Local officials consider the area's first Avalon by Otterbein a nursing home, but the development is supposed to look and function more like upscale residential neighborhoods sprouting up around it.

Extras

"No one wants to move into a traditional nursing home," said Otterbein CEO Donald Gilmore, a veteran of the nursing home industry.

So Otterbein plans to invest more than $42 million over the next year in six such neighborhoods — clusters of five group homes, designed to bring residents "closer to their homes, closer to their families," Gilmore said.

"It's about how we perceive the people that live there," he said, seated in a conference room at the Otterbein's headquarters in Warren County, across Ohio 741 from the nonprofit's large nursing home complex.

The new Otterbein homes are the nonprofit's take on the Green House concept, developed by in Tupelo, Miss., by Bill Thomas.
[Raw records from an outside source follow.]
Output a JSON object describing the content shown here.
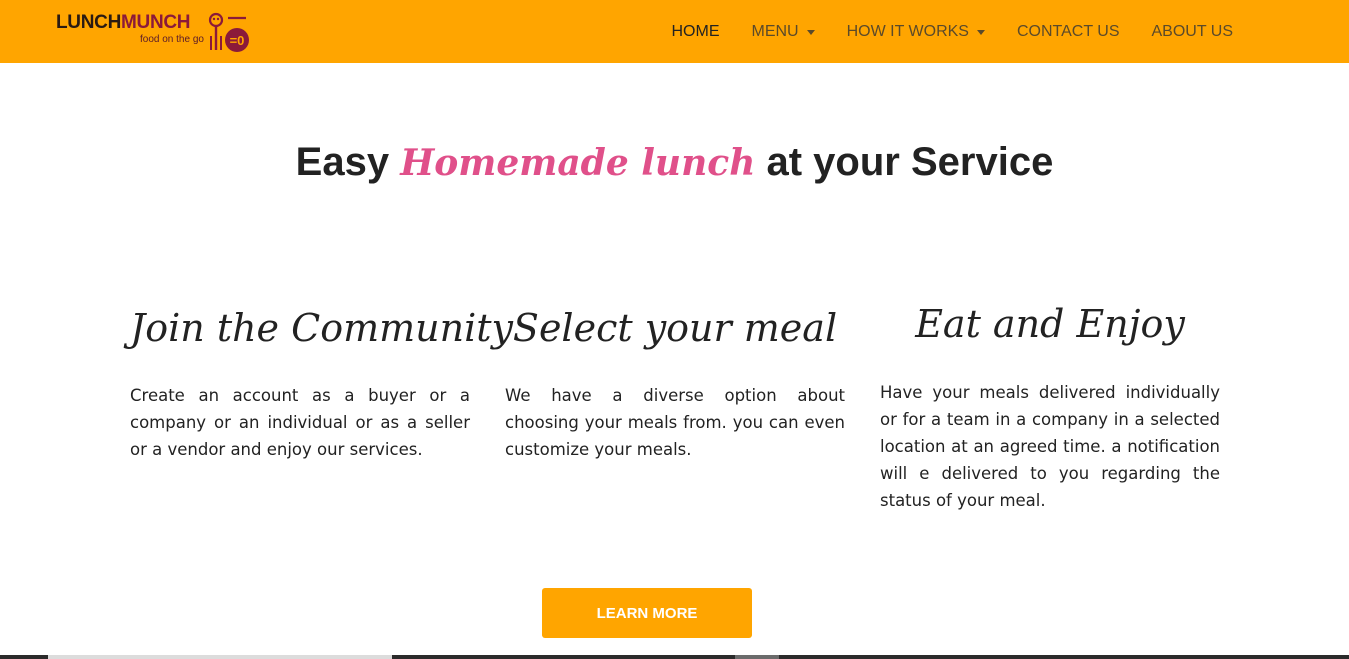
{
  "brand": {
    "word_a": "LUNCH",
    "word_b": "MUNCH",
    "tagline": "food on the go",
    "colors": {
      "primary": "#FFA500",
      "dark": "#2a1a12",
      "maroon": "#8b1a3a"
    }
  },
  "nav": {
    "items": [
      {
        "label": "HOME",
        "active": true,
        "dropdown": false
      },
      {
        "label": "MENU",
        "active": false,
        "dropdown": true
      },
      {
        "label": "HOW IT WORKS",
        "active": false,
        "dropdown": true
      },
      {
        "label": "CONTACT US",
        "active": false,
        "dropdown": false
      },
      {
        "label": "ABOUT US",
        "active": false,
        "dropdown": false
      }
    ]
  },
  "hero": {
    "prefix": "Easy",
    "accent": "Homemade lunch",
    "suffix": "at your Service",
    "accent_color": "#e0508a"
  },
  "features": [
    {
      "title": "Join the Community",
      "text": "Create an account as a buyer or a company or an individual or as a seller or a vendor and enjoy our services."
    },
    {
      "title": "Select your meal",
      "text": "We have a diverse option about choosing your meals from. you can even customize your meals."
    },
    {
      "title": "Eat and Enjoy",
      "text": "Have your meals delivered individually or for a team in a company in a selected location at an agreed time. a notification will e delivered to you regarding the status of your meal."
    }
  ],
  "cta": {
    "label": "LEARN MORE"
  }
}
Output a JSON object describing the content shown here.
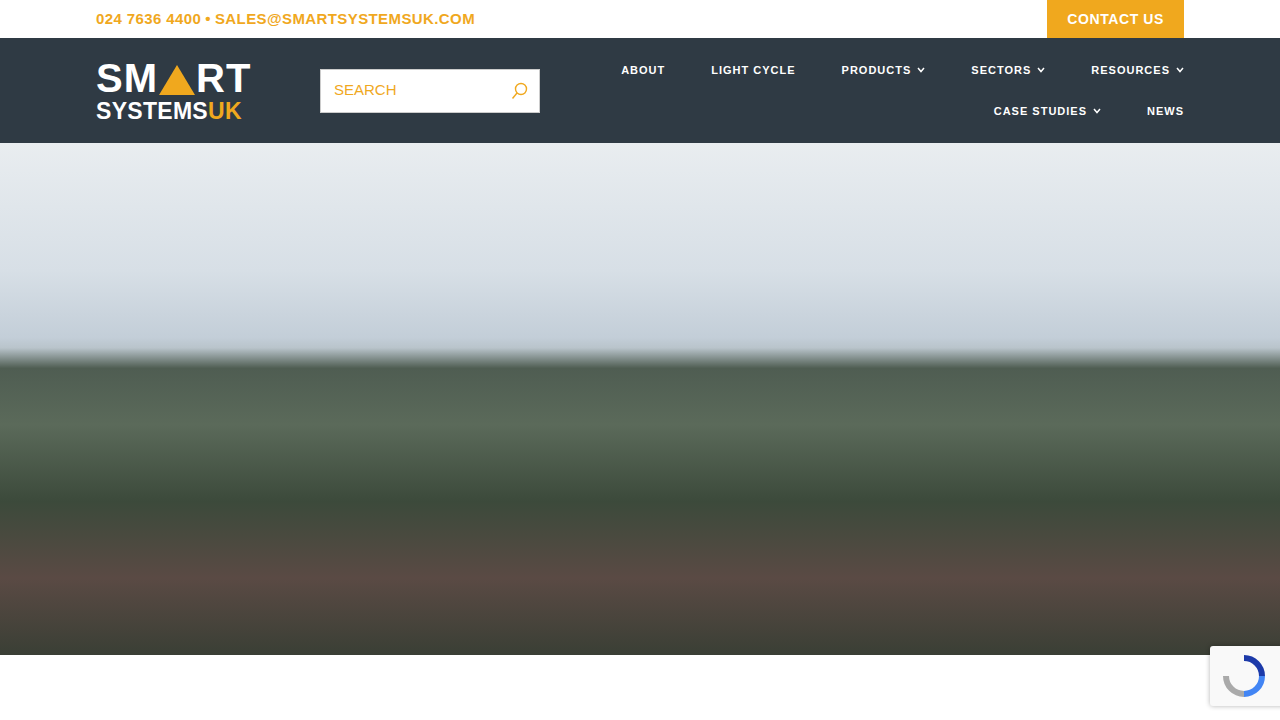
{
  "topbar": {
    "phone": "024 7636 4400",
    "separator": "•",
    "email": "SALES@SMARTSYSTEMSUK.COM",
    "contact_button": "CONTACT US"
  },
  "logo": {
    "line1_left": "SM",
    "line1_right": "RT",
    "line2": "SYSTEMS",
    "line2_accent": "UK"
  },
  "search": {
    "placeholder": "SEARCH"
  },
  "menu": [
    [
      {
        "label": "ABOUT",
        "dropdown": false
      },
      {
        "label": "LIGHT CYCLE",
        "dropdown": false
      },
      {
        "label": "PRODUCTS",
        "dropdown": true
      },
      {
        "label": "SECTORS",
        "dropdown": true
      },
      {
        "label": "RESOURCES",
        "dropdown": true
      }
    ],
    [
      {
        "label": "CASE STUDIES",
        "dropdown": true
      },
      {
        "label": "NEWS",
        "dropdown": false
      }
    ]
  ]
}
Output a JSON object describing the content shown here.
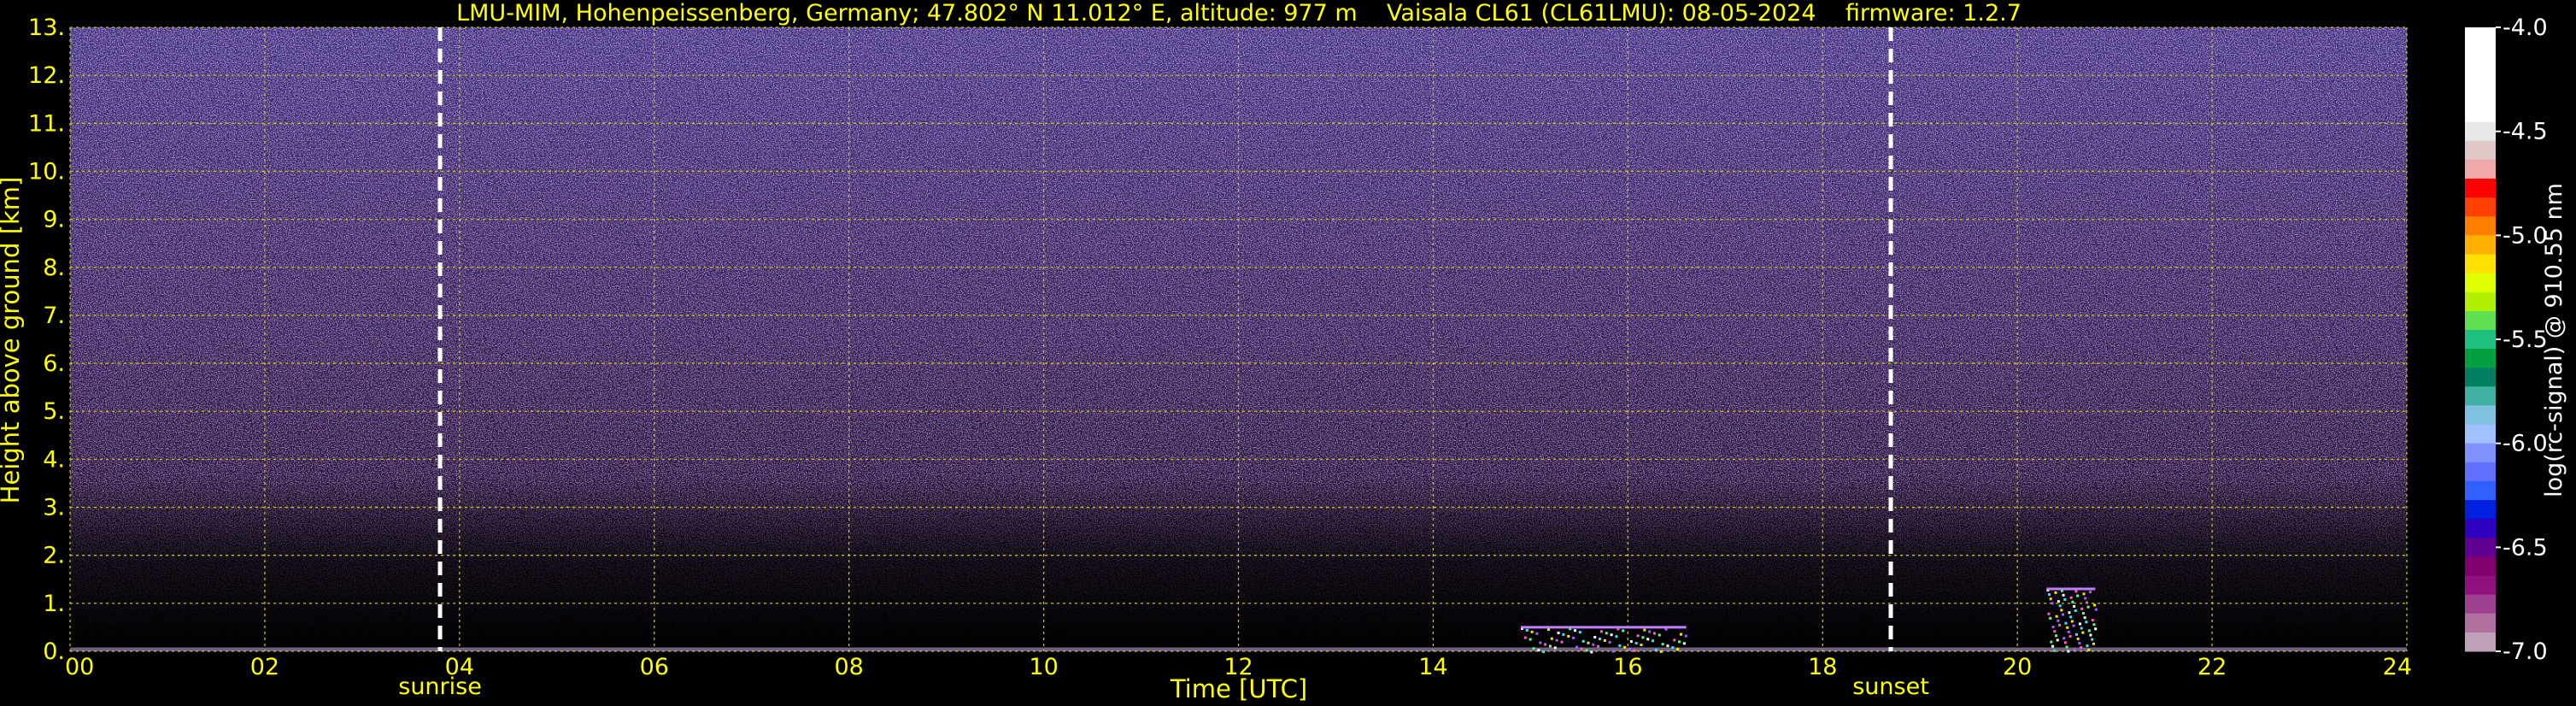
{
  "chart_data": {
    "type": "heatmap",
    "title": "LMU-MIM, Hohenpeissenberg, Germany; 47.802° N 11.012° E, altitude: 977 m    Vaisala CL61 (CL61LMU): 08-05-2024    firmware: 1.2.7",
    "xlabel": "Time [UTC]",
    "ylabel": "Height above ground [km]",
    "colorbar_label": "log(rc-signal) @ 910.55 nm",
    "xlim": [
      0,
      24
    ],
    "ylim": [
      0,
      13
    ],
    "x_ticks": [
      "00",
      "02",
      "04",
      "06",
      "08",
      "10",
      "12",
      "14",
      "16",
      "18",
      "20",
      "22",
      "24"
    ],
    "y_ticks": [
      "0.",
      "1.",
      "2.",
      "3.",
      "4.",
      "5.",
      "6.",
      "7.",
      "8.",
      "9.",
      "10.",
      "11.",
      "12.",
      "13."
    ],
    "colorbar_range": [
      -7.0,
      -4.0
    ],
    "colorbar_ticks": [
      "-4.0",
      "-4.5",
      "-5.0",
      "-5.5",
      "-6.0",
      "-6.5",
      "-7.0"
    ],
    "grid": true,
    "markers": [
      {
        "label": "sunrise",
        "time": 3.8
      },
      {
        "label": "sunset",
        "time": 18.7
      }
    ],
    "features": [
      {
        "time_start": 20.3,
        "time_end": 20.8,
        "height_km": 1.3
      },
      {
        "time_start": 14.9,
        "time_end": 16.6,
        "height_km": 0.5
      }
    ],
    "colors": {
      "background": "#000000",
      "text": "#ffff00",
      "grid": "#c8c800",
      "marker": "#ffffff",
      "noise": "#8050d0"
    },
    "colorbar_colors": [
      "#ffffff",
      "#ffffff",
      "#ffffff",
      "#ffffff",
      "#ffffff",
      "#e8e8e8",
      "#e0c8c8",
      "#f0a8a8",
      "#ff0000",
      "#ff4000",
      "#ff8000",
      "#ffb000",
      "#ffe000",
      "#e0ff00",
      "#b0f000",
      "#60e050",
      "#20c080",
      "#00a040",
      "#008060",
      "#40b0a0",
      "#80c0e0",
      "#a0c0ff",
      "#8090ff",
      "#6070ff",
      "#3060ff",
      "#0020e0",
      "#3000c0",
      "#600090",
      "#800070",
      "#901080",
      "#a04090",
      "#b070a0",
      "#c0a0b8"
    ]
  }
}
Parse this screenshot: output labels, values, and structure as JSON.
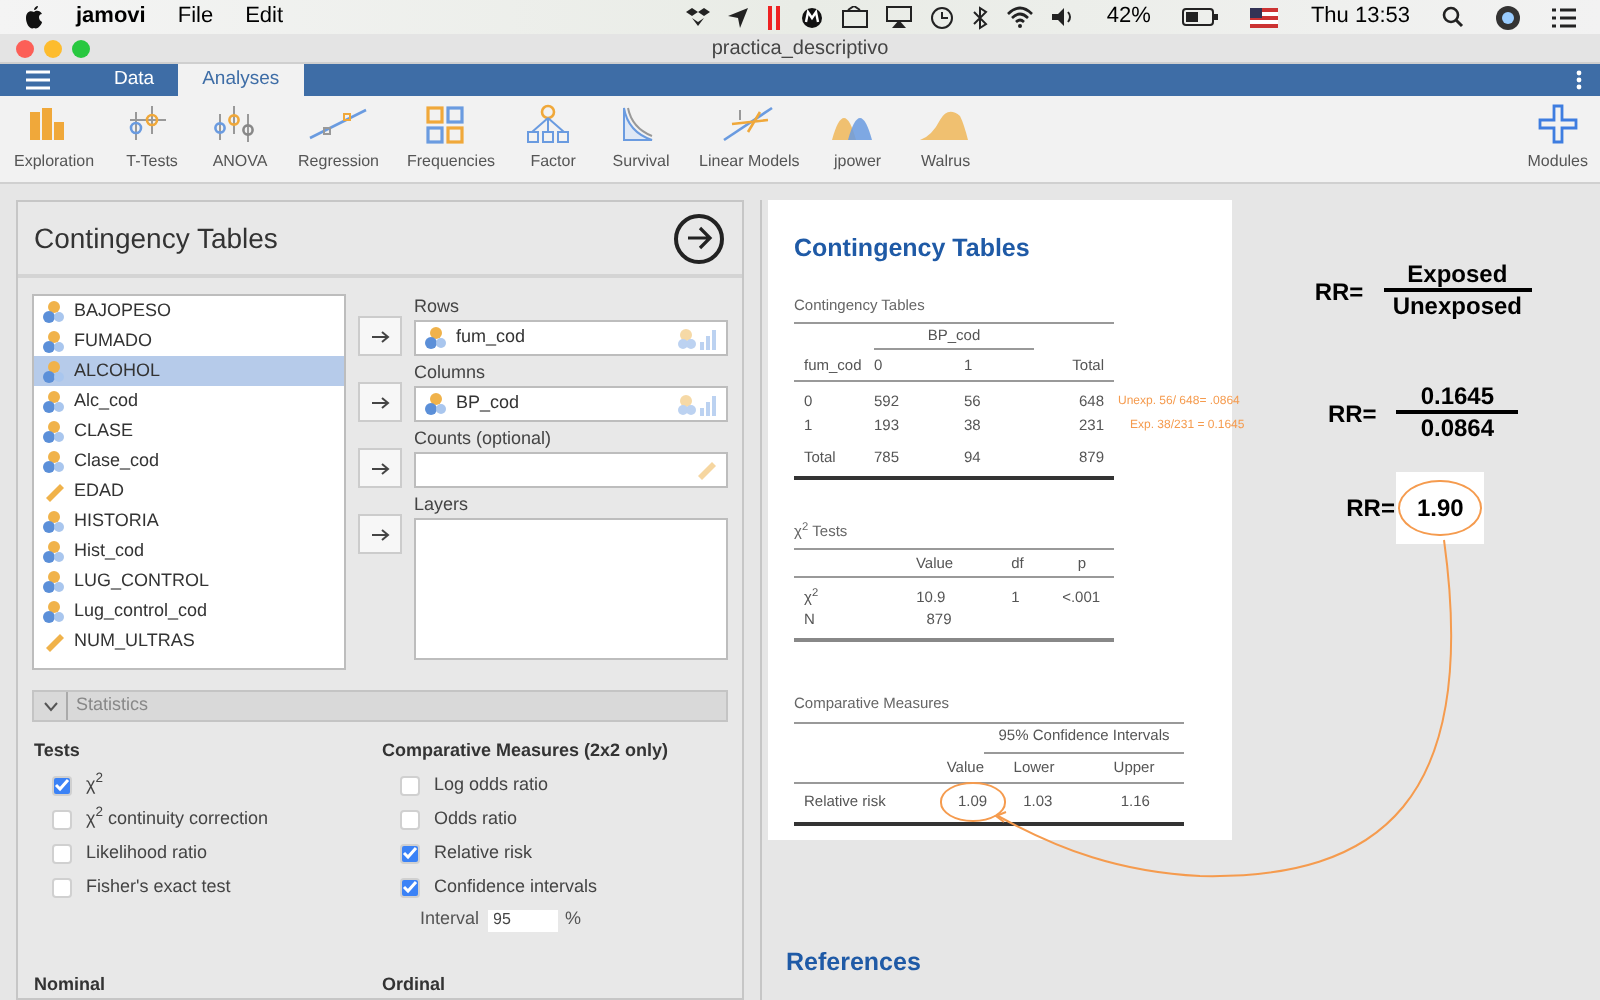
{
  "menubar": {
    "app": "jamovi",
    "menus": [
      "File",
      "Edit"
    ],
    "battery": "42%",
    "clock": "Thu 13:53"
  },
  "window": {
    "title": "practica_descriptivo"
  },
  "tabs": [
    {
      "label": "Data",
      "selected": false
    },
    {
      "label": "Analyses",
      "selected": true
    }
  ],
  "ribbon": [
    "Exploration",
    "T-Tests",
    "ANOVA",
    "Regression",
    "Frequencies",
    "Factor",
    "Survival",
    "Linear Models",
    "jpower",
    "Walrus"
  ],
  "modules": "Modules",
  "analysis": {
    "title": "Contingency Tables",
    "variables": [
      {
        "name": "BAJOPESO",
        "kind": "nominal",
        "selected": false
      },
      {
        "name": "FUMADO",
        "kind": "nominal",
        "selected": false
      },
      {
        "name": "ALCOHOL",
        "kind": "nominal",
        "selected": true
      },
      {
        "name": "Alc_cod",
        "kind": "nominal",
        "selected": false
      },
      {
        "name": "CLASE",
        "kind": "nominal",
        "selected": false
      },
      {
        "name": "Clase_cod",
        "kind": "nominal",
        "selected": false
      },
      {
        "name": "EDAD",
        "kind": "continuous",
        "selected": false
      },
      {
        "name": "HISTORIA",
        "kind": "nominal",
        "selected": false
      },
      {
        "name": "Hist_cod",
        "kind": "nominal",
        "selected": false
      },
      {
        "name": "LUG_CONTROL",
        "kind": "nominal",
        "selected": false
      },
      {
        "name": "Lug_control_cod",
        "kind": "nominal",
        "selected": false
      },
      {
        "name": "NUM_ULTRAS",
        "kind": "continuous",
        "selected": false
      }
    ],
    "targets": [
      {
        "label": "Rows",
        "value": "fum_cod",
        "kind": "nominal"
      },
      {
        "label": "Columns",
        "value": "BP_cod",
        "kind": "nominal"
      },
      {
        "label": "Counts (optional)",
        "kind": "counts"
      },
      {
        "label": "Layers",
        "kind": "list"
      }
    ],
    "section": {
      "label": "Statistics",
      "expanded": true
    },
    "tests": {
      "heading": "Tests",
      "options": [
        {
          "label": "χ$^{2}$",
          "checked": true
        },
        {
          "label": "χ$^{2}$ continuity correction",
          "checked": false
        },
        {
          "label": "Likelihood ratio",
          "checked": false
        },
        {
          "label": "Fisher's exact test",
          "checked": false
        }
      ]
    },
    "measures": {
      "heading": "Comparative Measures (2x2 only)",
      "options": [
        {
          "label": "Log odds ratio",
          "checked": false
        },
        {
          "label": "Odds ratio",
          "checked": false
        },
        {
          "label": "Relative risk",
          "checked": true
        },
        {
          "label": "Confidence intervals",
          "checked": true
        }
      ],
      "interval": {
        "label": "Interval",
        "value": "95",
        "unit": "%"
      }
    },
    "footer_headings": [
      "Nominal",
      "Ordinal"
    ]
  },
  "results": {
    "title": "Contingency Tables",
    "contingency": {
      "caption": "Contingency Tables",
      "group_header": "BP_cod",
      "columns": [
        "fum_cod",
        "0",
        "1",
        "Total"
      ],
      "rows": [
        {
          "cells": [
            "0",
            "592",
            "56",
            "648"
          ],
          "note": "Unexp. 56/ 648= .0864"
        },
        {
          "cells": [
            "1",
            "193",
            "38",
            "231"
          ],
          "note": "Exp. 38/231 = 0.1645"
        },
        {
          "cells": [
            "Total",
            "785",
            "94",
            "879"
          ]
        }
      ]
    },
    "chi": {
      "caption": "χ$^{2}$ Tests",
      "columns": [
        "Value",
        "df",
        "p"
      ],
      "rows": [
        {
          "label": "χ$^{2}$",
          "cells": [
            "10.9",
            "1",
            "<.001"
          ]
        },
        {
          "label": "N",
          "cells": [
            "879"
          ]
        }
      ]
    },
    "measures": {
      "caption": "Comparative Measures",
      "group_header": "95% Confidence Intervals",
      "columns": [
        "Value",
        "Lower",
        "Upper"
      ],
      "rows": [
        {
          "label": "Relative risk",
          "cells": [
            "1.09",
            "1.03",
            "1.16"
          ]
        }
      ]
    },
    "references": "References"
  },
  "formulas": [
    {
      "kind": "fraction",
      "label": "RR=",
      "numerator": "Exposed",
      "denominator": "Unexposed"
    },
    {
      "kind": "fraction",
      "label": "RR=",
      "numerator": "0.1645",
      "denominator": "0.0864"
    },
    {
      "kind": "result",
      "label": "RR=",
      "value": "1.90"
    }
  ]
}
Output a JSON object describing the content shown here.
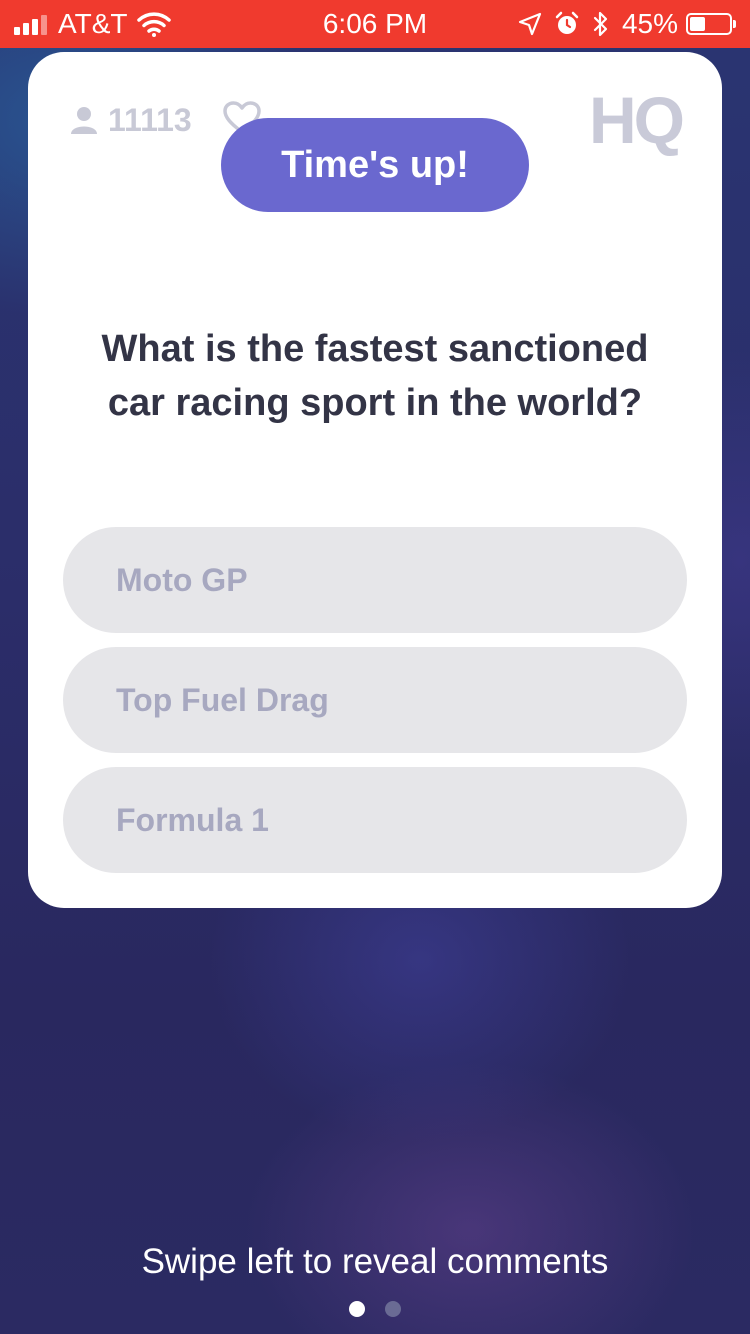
{
  "status_bar": {
    "carrier": "AT&T",
    "time": "6:06 PM",
    "battery": "45%",
    "battery_level": 0.45
  },
  "card": {
    "viewer_count": "11113",
    "logo": "HQ",
    "timer_banner": "Time's up!",
    "question": "What is the fastest sanctioned car racing sport in the world?",
    "answers": [
      {
        "label": "Moto GP"
      },
      {
        "label": "Top Fuel Drag"
      },
      {
        "label": "Formula 1"
      }
    ]
  },
  "footer": {
    "swipe_hint": "Swipe left to reveal comments",
    "pages": 2,
    "active_page": 1
  },
  "colors": {
    "status_bar": "#f03a2e",
    "banner": "#6a68cf",
    "answer_bg": "#e6e6e9",
    "answer_text": "#a7a8c0"
  },
  "icons": [
    "signal-icon",
    "wifi-icon",
    "location-icon",
    "alarm-icon",
    "bluetooth-icon",
    "battery-icon",
    "person-icon",
    "heart-icon"
  ]
}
Green Houses have now been developed in other states including Ohio, at the Mennonite Memorial Home in Bluffton.

This approach comes from one aspect of culture change taking place throughout the nursing home industry .

In March, the Ohio Person-Centered Care Coalition held its second conference to promote practices focused on nursing home residents and designed to improve their quality of life.

While few have providers have taken the Otterbein's radical approach, the coalition's nursing homes and assisted living centers across Ohio have made changes to increase the sense of community. At Eliza Jennings, a large nursing home in Cleveland, smaller groups of residents are grouped into communities.

"You become like a surrogate family," said Elise Tareshawty, coalition chairperson and executive of the Eliza Jennings.

Otterbein developed the six homes, four to be built over the next year in Warren County, in consultation with Jude Rabig, a pioneer in the Green House movement.

Rabig advocates for and helps set up nursing homes "removing all elements of the institution and restoring people to homes," she said.

Otterbein has already opened one Avalon neighborhood in Perrysburg, and a single home in Lakeside, both in northwest Ohio. By next year, another should be under construction around Toledo.

The Clearcreek Twp. neighborhood will be the first in southern Ohio. Otterbein plans to open similar facilities near the Atrium Medical Center, the new Middletown Regional Hospital, just east of Interstate 75 this year, and two more next year in Springboro and Maineville.

Nursing aides and nurses will move between the homes, using wireless technologies to monitor residents, while walking between buildings connected by walkways and clustered around a park.

Residents can gather in their home's great room for conversation, activities or to help prepare meals.

While acknowledging the therapeutic potential for residents and employees, some experts say construction and continuing operational costs will prevent some from making the change.

"The homes that can do it. That's phenomenal," Tareshawty said.